Jeden przeklęty brudas i tyle zamieszania! Niepotrzebnego, niebezpiecznego zwracania uwagi, a co gorsza, odrywania od rutyny dnia codziennego. Bo jak to tak, spędzić noc daleko poza ukochanym Palais-Bourbon i chociaż przez chwilę nie wejść na parkiet albo nie zapolować dla przyjemności? Niestety rzeczywistość w postaci Aurory oraz zobowiązań wobec stwórcy i koterii jasno nakazywała symboliczne zakasanie rękawów i wzięcie do roboty. Z jednej strony Alessandra czuła irytację, z drugiej była to całkiem niezła odmiana. Tyle farta, że teren łowów nie przypadł na błotniste okolice Sekwany, albo co gorsza ciasne, klaustrofobiczne i brudne korytarze labiryntu Katakumb rozciągające pod sporą częścią miasta… czyli mieli szczęście. Dobra dzielnica zamieszkała przez uporządkowanych ludzi ograniczała niepotrzebnych świadków bo porządni ludzie po nocach siedzieli w domach aby odpocząć i przygotować na kolejny porządny dzień ich porządnego życia. Tłumaczyło to fakt, że do tej pory sprawa nie wypłynęła do świata śmiertelników.
W porządnych dzielnicach bezdomni, kurwy i dealerzy nie obstawiali ciemnych zaułków by stamtąd obserwować świat w oczekiwaniu na okazję. Miejski monitoring na razie skutecznie zostawał czyszczony, inaczej już media grzały by temat, ale musieli się spieszyć.

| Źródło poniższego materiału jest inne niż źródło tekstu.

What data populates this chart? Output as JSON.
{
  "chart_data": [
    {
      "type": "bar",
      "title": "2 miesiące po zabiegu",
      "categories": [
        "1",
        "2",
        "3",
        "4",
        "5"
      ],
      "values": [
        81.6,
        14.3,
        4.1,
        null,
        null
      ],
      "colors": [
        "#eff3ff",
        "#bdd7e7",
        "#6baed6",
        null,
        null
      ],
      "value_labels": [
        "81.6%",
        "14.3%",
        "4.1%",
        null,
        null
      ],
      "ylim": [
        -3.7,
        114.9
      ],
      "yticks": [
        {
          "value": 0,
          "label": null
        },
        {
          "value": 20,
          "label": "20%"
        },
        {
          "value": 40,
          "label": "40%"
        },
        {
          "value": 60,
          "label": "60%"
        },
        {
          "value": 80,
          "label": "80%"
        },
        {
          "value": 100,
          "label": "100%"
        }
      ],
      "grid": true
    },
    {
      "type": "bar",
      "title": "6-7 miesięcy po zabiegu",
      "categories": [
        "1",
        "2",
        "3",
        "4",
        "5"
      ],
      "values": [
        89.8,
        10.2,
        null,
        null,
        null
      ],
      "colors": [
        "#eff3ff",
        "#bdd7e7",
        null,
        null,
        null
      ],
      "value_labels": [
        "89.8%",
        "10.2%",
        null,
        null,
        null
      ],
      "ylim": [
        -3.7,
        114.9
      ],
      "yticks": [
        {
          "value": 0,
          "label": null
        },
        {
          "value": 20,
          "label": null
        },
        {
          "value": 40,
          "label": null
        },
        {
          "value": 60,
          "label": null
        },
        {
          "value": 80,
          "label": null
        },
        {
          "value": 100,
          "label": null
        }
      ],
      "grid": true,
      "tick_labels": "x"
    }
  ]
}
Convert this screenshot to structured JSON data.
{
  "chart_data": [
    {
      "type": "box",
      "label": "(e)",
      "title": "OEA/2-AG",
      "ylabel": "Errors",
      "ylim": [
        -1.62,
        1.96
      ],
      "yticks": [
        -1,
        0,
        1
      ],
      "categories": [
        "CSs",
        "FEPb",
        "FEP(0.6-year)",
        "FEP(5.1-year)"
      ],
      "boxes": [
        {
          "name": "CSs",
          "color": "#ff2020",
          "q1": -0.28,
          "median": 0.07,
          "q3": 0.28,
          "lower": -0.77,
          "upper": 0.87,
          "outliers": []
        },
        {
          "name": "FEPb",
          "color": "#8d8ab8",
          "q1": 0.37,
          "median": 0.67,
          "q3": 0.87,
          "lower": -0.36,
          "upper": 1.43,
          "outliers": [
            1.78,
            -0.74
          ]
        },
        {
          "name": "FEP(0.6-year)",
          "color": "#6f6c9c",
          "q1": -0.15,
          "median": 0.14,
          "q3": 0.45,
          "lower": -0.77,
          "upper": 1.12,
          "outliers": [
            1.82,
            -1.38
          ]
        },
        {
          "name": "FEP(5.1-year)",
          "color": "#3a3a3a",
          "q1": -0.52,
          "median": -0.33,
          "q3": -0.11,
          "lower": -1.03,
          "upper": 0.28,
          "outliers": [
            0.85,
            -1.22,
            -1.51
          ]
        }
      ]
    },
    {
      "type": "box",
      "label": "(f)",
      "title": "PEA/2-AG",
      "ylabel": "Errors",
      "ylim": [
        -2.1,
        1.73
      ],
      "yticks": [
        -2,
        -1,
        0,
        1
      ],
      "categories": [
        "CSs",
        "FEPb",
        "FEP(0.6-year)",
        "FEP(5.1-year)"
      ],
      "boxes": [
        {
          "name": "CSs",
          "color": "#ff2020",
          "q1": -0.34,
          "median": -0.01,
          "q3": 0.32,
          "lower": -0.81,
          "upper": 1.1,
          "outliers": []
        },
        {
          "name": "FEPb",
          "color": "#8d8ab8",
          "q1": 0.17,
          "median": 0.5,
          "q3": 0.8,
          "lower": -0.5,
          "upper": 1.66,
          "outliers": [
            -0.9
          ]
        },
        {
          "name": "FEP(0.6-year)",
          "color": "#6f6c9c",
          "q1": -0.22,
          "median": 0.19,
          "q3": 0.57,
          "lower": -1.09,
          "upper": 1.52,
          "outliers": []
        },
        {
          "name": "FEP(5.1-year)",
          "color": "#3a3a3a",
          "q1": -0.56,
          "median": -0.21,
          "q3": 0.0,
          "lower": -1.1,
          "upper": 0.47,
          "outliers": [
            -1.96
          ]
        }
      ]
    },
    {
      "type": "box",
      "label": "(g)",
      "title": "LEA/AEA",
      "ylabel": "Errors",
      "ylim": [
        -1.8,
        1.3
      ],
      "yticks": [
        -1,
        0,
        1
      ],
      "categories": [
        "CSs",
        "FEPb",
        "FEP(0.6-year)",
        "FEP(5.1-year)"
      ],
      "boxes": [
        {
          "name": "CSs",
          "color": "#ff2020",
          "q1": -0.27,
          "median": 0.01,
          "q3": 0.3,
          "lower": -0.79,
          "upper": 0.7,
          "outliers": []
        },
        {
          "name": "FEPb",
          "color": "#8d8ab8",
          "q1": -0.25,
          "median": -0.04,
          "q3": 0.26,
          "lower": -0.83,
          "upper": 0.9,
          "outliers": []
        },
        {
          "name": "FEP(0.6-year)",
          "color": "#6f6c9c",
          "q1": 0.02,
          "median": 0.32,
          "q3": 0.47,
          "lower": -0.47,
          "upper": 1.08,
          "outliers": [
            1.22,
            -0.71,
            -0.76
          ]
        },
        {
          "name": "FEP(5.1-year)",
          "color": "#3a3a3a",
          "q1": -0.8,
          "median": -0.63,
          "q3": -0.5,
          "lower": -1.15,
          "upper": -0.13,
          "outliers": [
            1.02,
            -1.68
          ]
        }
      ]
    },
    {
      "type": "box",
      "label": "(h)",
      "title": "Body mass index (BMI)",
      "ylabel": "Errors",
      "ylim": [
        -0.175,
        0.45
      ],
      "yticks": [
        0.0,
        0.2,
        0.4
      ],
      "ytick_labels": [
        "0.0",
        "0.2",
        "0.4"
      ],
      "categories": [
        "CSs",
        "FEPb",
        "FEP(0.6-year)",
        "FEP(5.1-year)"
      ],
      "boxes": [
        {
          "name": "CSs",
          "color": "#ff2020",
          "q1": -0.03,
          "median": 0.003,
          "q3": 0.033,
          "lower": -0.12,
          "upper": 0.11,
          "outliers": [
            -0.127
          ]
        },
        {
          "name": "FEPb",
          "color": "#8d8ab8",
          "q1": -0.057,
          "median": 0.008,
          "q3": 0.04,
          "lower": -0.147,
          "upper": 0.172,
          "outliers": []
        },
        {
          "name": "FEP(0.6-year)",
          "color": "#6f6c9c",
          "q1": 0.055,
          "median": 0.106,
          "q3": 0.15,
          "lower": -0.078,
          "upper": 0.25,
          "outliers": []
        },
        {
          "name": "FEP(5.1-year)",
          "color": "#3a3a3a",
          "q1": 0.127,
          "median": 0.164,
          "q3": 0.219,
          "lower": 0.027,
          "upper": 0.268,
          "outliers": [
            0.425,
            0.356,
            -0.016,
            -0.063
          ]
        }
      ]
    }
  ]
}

Wstała więc płynnym ruchem z sofy, obracając się w kierunku drzwi. Już widziała niezadowolenie swego stwórcy jeśli da plamę… dla niej większa motywacja nawet niż zapowiedziana impreza. Chociaż zżerała ją ciekawość co takiego jest w stanie przygotować szeryf wraz ze swoją świtą. Z pewnością będzie warte wysiłku.
- Mam swój transport dziadku, dziękuję - obracając się przez ramię popatrzyła na Carla i uśmiechnęła się lekko. Wychodziła na miasto, nie mogła przecież martwić się o plamy na ubraniu - Jeśli ktoś ma alergię na pióra to zapraszam - dodała przez moment spoglądając na resztę towarzystwa.
Zapał, chęć zabłyśnięcia, inne powódki - mieli motywację, a Szeryf jasno dała im do zrozumienia, że jeśli zawiodą zostaną uznani za niegodnych dołączenia do zabaw starszych dzieci i zepchnie się ich na margines społeczny jako nieumarłe niedojdy. Pod tym względem wampiry wcale nie różniły się od ludzi… plotkowały na potęgę i miało się wrażenie, że nic się nie schowa przed opinia publiczną. W tej kwestii śmiertelni mieli prościej, było ich więcej. W hermetycznej, ograniczonej społeczności istot nadnaturalnych znajdowało się zdecydowanie mniej dusz do obgadywania. O ile tacy jak oni mieli w ogóle dusze.
- Podział na dwie grupy to dobry pomysł, zastawimy dwie pułapki i mamy dwa razy większe szanse na sukces - podjęła posyłając Bruno powłóczyste spojrzenie spod rzęs i dusząc w sobie chęć aby zadzwonić do Servio i jemu, jak zwykle, zlecić brudną robotę. Tym razem musiała się pofatygować osobiście. Wstąpić na chwilę do klubu, zgarnąć zabawki i dalej udać na łowy.
- Jedną przynętą może być ktoś z nas - tu przeniosła wzrok na Tremere i wyszczerzyła się wesoło. - Ty albo ja, kobiety zawsze stanowią łatwiejszy cel, czyż nie? Mniejszy, słabszy… drugą nam zorganizuję. Wezmę którąś z moich dziewczyn na wypadek gdyby ten… brudas - słowo powiedziała z obrzydzeniem i się wzdrygnęła - umiał wyczuwać takich jak my. Jewel będzie odpowiednia. Nie wstyd się z nią pokazać na mieście poza klubem i jak na człowieka jest dobrze poinformowana. Tylko jest do zwrotu, nie lubię marnować zasobów i rozstawać się ze swoją własnością.